A obra de José Bento afigura-se uma poesia da memória («A idade não nos despoja,/ cumula-nos...», p.130), mas sem pretender daí extraír um conhecimento ordenador ou judicativo, ou uma qualquer provisão sapiencial. A memória é antes uma forma de hospitalidade, um dispositivo que coloca a falar, desprotegidas, as próprias coisas. Lembrava já Benjamin que nenhum facto é, por si mesmo, histórico. «Tornar-se-á apenas depois, postumamente, em seguida a acontecimentos de que podem estar separados por milénios» . Assim, não há lugar para uma triagem categorial dos referentes. Tal como a rede escatológica de que fala o evangelista nas parábolas do Reino, «apanha-se de tudo»: um passeio pelo campo, a entrada num jardim, uma estadia noutra cidade, a recordação da casa da infância ou do cemitério do povoado, a usurpação do espaço urbano «pela avidez de edifícios formulados pela regra do juro» (p.29), três ou quatro cavalos em Churdínaga, o receber e o dedicar de um livro, o encontro com um poema julgado perdido e com o corpo amado.
Cedo percebemos, por essa espécie de hiato na temporalidade gerado pela interpelação, equivalente à experiência de ter «mergulhado/ os braços no coração de um astro vivo» (p.22), que a memória é memória de um desejo e que o desejo floresce sobre o íntegro silêncio. O desiderante é aquele que suplica abrigo no coração da transcendência misteriosa. E o seu gozo (porque foi também esse seu martírio), como ensina Santo Agostinho, brota da união íntima ao que ama não já por causa da sua carência, mas por ele mesmo . A resposta poética ao silêncio, a que não tenta determiná-lo, nem circunscrevê-lo, instaura, deste modo, uma misteriosa possibilidade: a de o silêncio falar a sua própria língua.

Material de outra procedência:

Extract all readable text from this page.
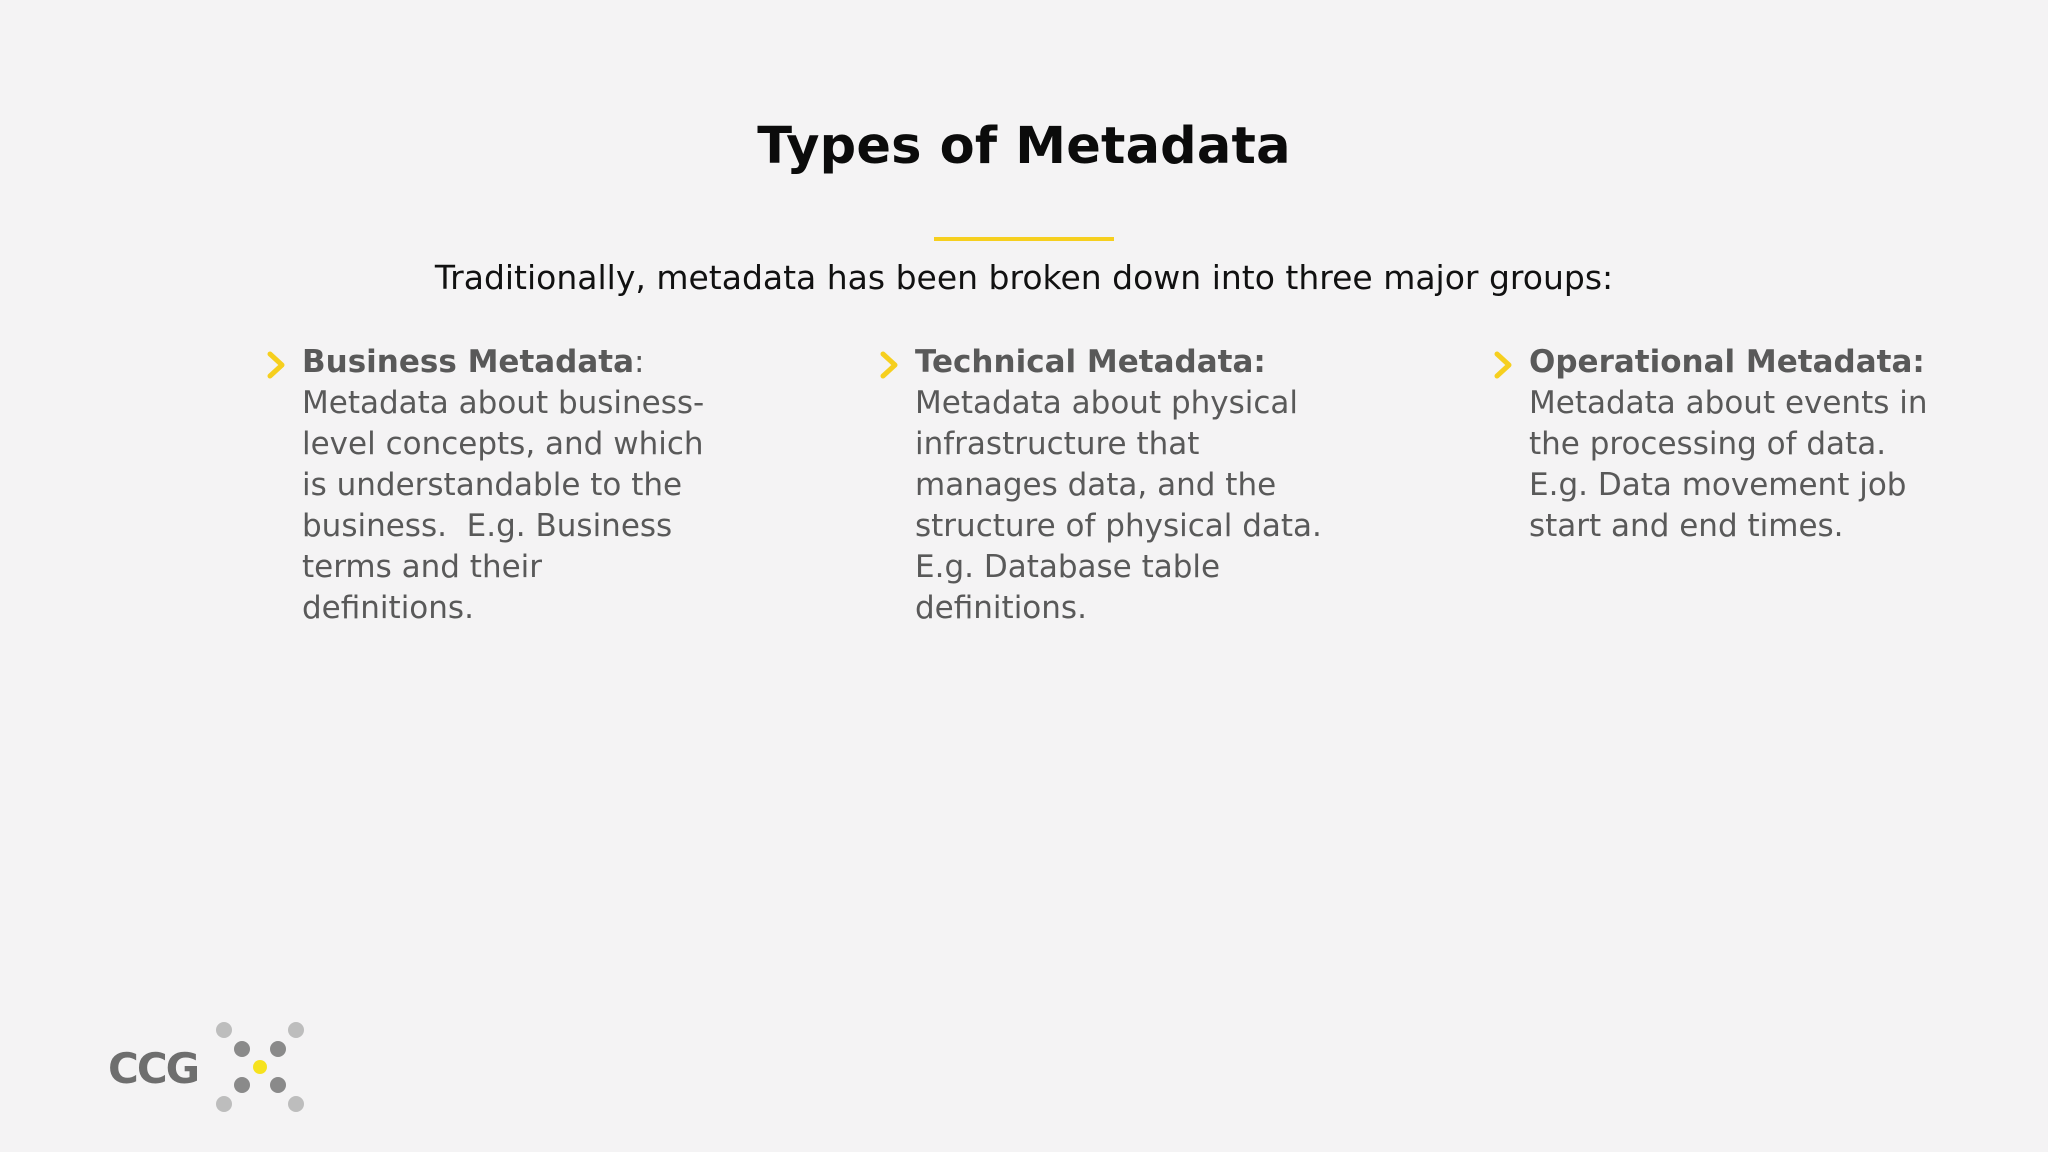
Types of Metadata

Traditionally, metadata has been broken down into three major groups:

Business Metadata:
Metadata about business-
level concepts, and which
is understandable to the
business.  E.g. Business
terms and their
definitions.
Technical Metadata:
Metadata about physical
infrastructure that
manages data, and the
structure of physical data.
E.g. Database table
definitions.
Operational Metadata:
Metadata about events in
the processing of data.
E.g. Data movement job
start and end times.
CCG
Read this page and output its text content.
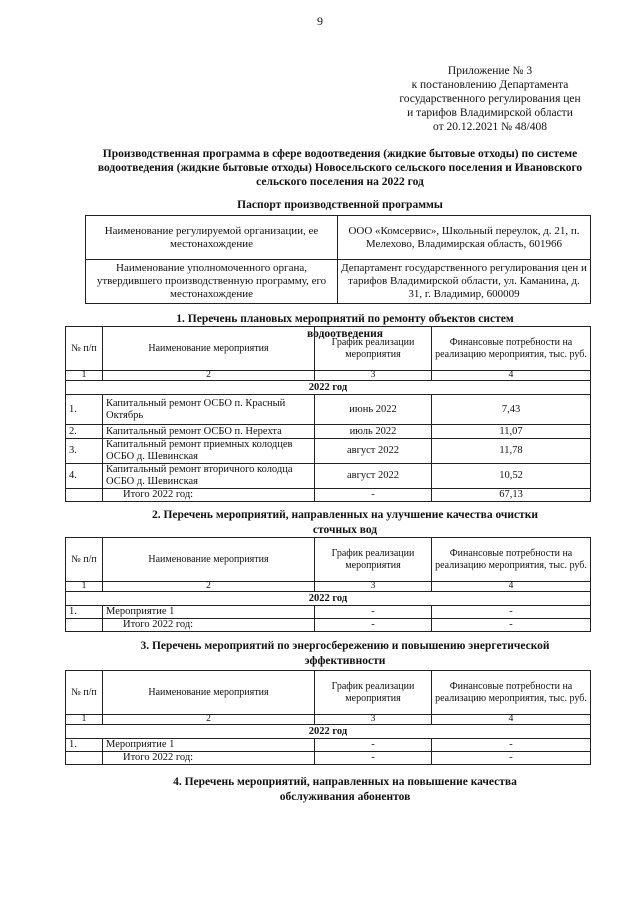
9
Приложение № 3
к постановлению Департамента
государственного регулирования цен
и тарифов Владимирской области
от 20.12.2021 № 48/408
Производственная программа в сфере водоотведения (жидкие бытовые отходы) по системе водоотведения (жидкие бытовые отходы) Новосельского сельского поселения и Ивановского сельского поселения на 2022 год
Паспорт производственной программы
Наименование регулируемой организации, ее местонахождение	ООО «Комсервис», Школьный переулок, д. 21, п. Мелехово, Владимирская область, 601966
Наименование уполномоченного органа, утвердившего производственную программу, его местонахождение	Департамент государственного регулирования цен и тарифов Владимирской области, ул. Каманина, д. 31, г. Владимир, 600009
1. Перечень плановых мероприятий по ремонту объектов систем водоотведения
№ п/п	Наименование мероприятия	График реализации мероприятия	Финансовые потребности на реализацию мероприятия, тыс. руб.
1	2	3	4
2022 год			
1.	Капитальный ремонт ОСБО п. Красный Октябрь	июнь 2022	7,43
2.	Капитальный ремонт ОСБО п. Нерехта	июль 2022	11,07
3.	Капитальный ремонт приемных колодцев ОСБО д. Шевинская	август 2022	11,78
4.	Капитальный ремонт вторичного колодца ОСБО д. Шевинская	август 2022	10,52
	Итого 2022 год:	-	67,13
2. Перечень мероприятий, направленных на улучшение качества очистки сточных вод
№ п/п	Наименование мероприятия	График реализации мероприятия	Финансовые потребности на реализацию мероприятия, тыс. руб.
1	2	3	4
2022 год			
1.	Мероприятие 1	-	-
	Итого 2022 год:	-	-
3. Перечень мероприятий по энергосбережению и повышению энергетической эффективности
№ п/п	Наименование мероприятия	График реализации мероприятия	Финансовые потребности на реализацию мероприятия, тыс. руб.
1	2	3	4
2022 год			
1.	Мероприятие 1	-	-
	Итого 2022 год:	-	-
4. Перечень мероприятий, направленных на повышение качества обслуживания абонентов
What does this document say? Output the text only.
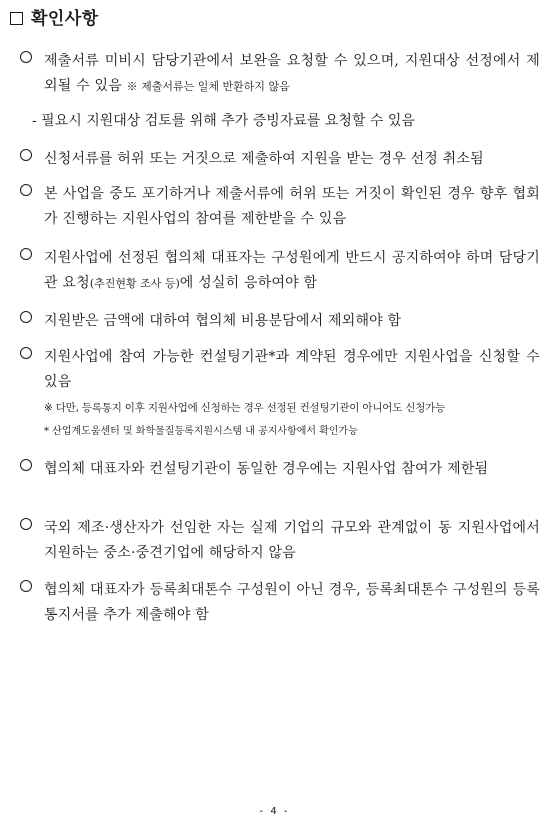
확인사항
제출서류 미비시 담당기관에서 보완을 요청할 수 있으며, 지원대상 선정에서 제외될 수 있음 ※ 제출서류는 일체 반환하지 않음
- 필요시 지원대상 검토를 위해 추가 증빙자료를 요청할 수 있음
신청서류를 허위 또는 거짓으로 제출하여 지원을 받는 경우 선정 취소됨
본 사업을 중도 포기하거나 제출서류에 허위 또는 거짓이 확인된 경우 향후 협회가 진행하는 지원사업의 참여를 제한받을 수 있음
지원사업에 선정된 협의체 대표자는 구성원에게 반드시 공지하여야 하며 담당기관 요청(추진현황 조사 등)에 성실히 응하여야 함
지원받은 금액에 대하여 협의체 비용분담에서 제외해야 함
지원사업에 참여 가능한 컨설팅기관*과 계약된 경우에만 지원사업을 신청할 수 있음
※ 다만, 등록통지 이후 지원사업에 신청하는 경우 선정된 컨설팅기관이 아니어도 신청가능
* 산업계도움센터 및 화학물질등록지원시스템 내 공지사항에서 확인가능
협의체 대표자와 컨설팅기관이 동일한 경우에는 지원사업 참여가 제한됨
국외 제조·생산자가 선임한 자는 실제 기업의 규모와 관계없이 동 지원사업에서 지원하는 중소·중견기업에 해당하지 않음
협의체 대표자가 등록최대톤수 구성원이 아닌 경우, 등록최대톤수 구성원의 등록통지서를 추가 제출해야 함
- 4 -
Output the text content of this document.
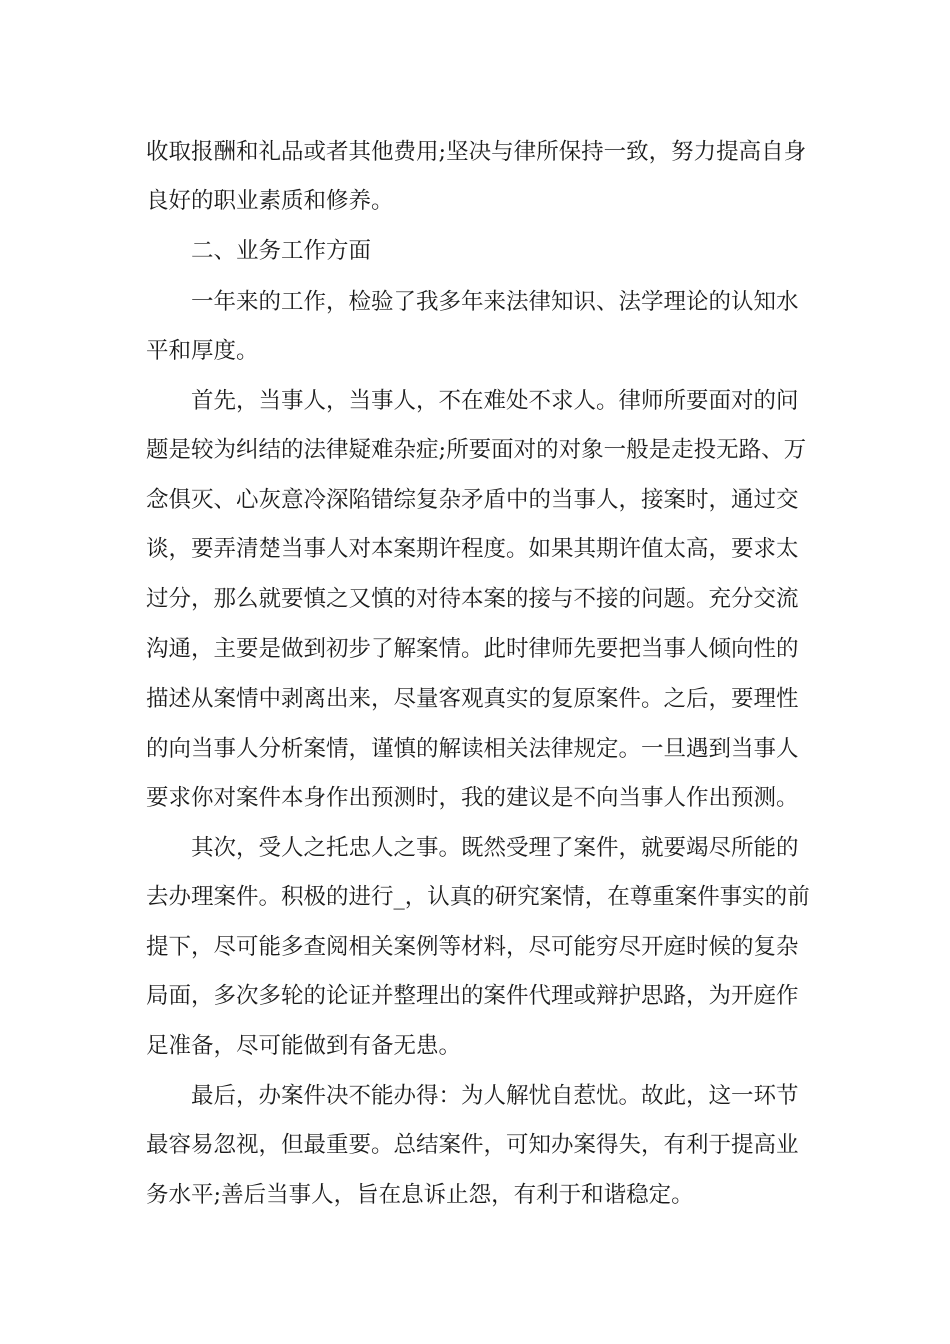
收取报酬和礼品或者其他费用;坚决与律所保持一致，努力提高自身
良好的职业素质和修养。
二、业务工作方面
一年来的工作，检验了我多年来法律知识、法学理论的认知水
平和厚度。
首先，当事人，当事人，不在难处不求人。律师所要面对的问
题是较为纠结的法律疑难杂症;所要面对的对象一般是走投无路、万
念俱灭、心灰意冷深陷错综复杂矛盾中的当事人，接案时，通过交
谈，要弄清楚当事人对本案期许程度。如果其期许值太高，要求太
过分，那么就要慎之又慎的对待本案的接与不接的问题。充分交流
沟通，主要是做到初步了解案情。此时律师先要把当事人倾向性的
描述从案情中剥离出来，尽量客观真实的复原案件。之后，要理性
的向当事人分析案情，谨慎的解读相关法律规定。一旦遇到当事人
要求你对案件本身作出预测时，我的建议是不向当事人作出预测。
其次，受人之托忠人之事。既然受理了案件，就要竭尽所能的
去办理案件。积极的进行_，认真的研究案情，在尊重案件事实的前
提下，尽可能多查阅相关案例等材料，尽可能穷尽开庭时候的复杂
局面，多次多轮的论证并整理出的案件代理或辩护思路，为开庭作
足准备，尽可能做到有备无患。
最后，办案件决不能办得：为人解忧自惹忧。故此，这一环节
最容易忽视，但最重要。总结案件，可知办案得失，有利于提高业
务水平;善后当事人，旨在息诉止怨，有利于和谐稳定。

Embora de forma analógica, talvez se possa recorrer àquilo que Giorgio Agamben diz da relação entre estilo e maneira, dois pólos «em cuja tensão vive o gesto livre do escritor: o estilo é uma apropriação desapropriante (uma negligência sublime, um esquecer-se de si naquilo que lhe pertence), a maneira uma desapropriação apropriante, um pressentir-se ou recordar-se de si no impróprio» . Se o silêncio vivo foi buscado através do estilo, que em última análise constitui um apagamento de si no próprio ser linguístico, o encontro dá-se nessa outra forma de apagamento («Há que descer, ninguém nos diz onde. Até ser-se mendigo», p.58: contraditória, escandalosa forma de apagamento), representada pela descoberta da sua fala numa língua que não é sua: a língua do silêncio.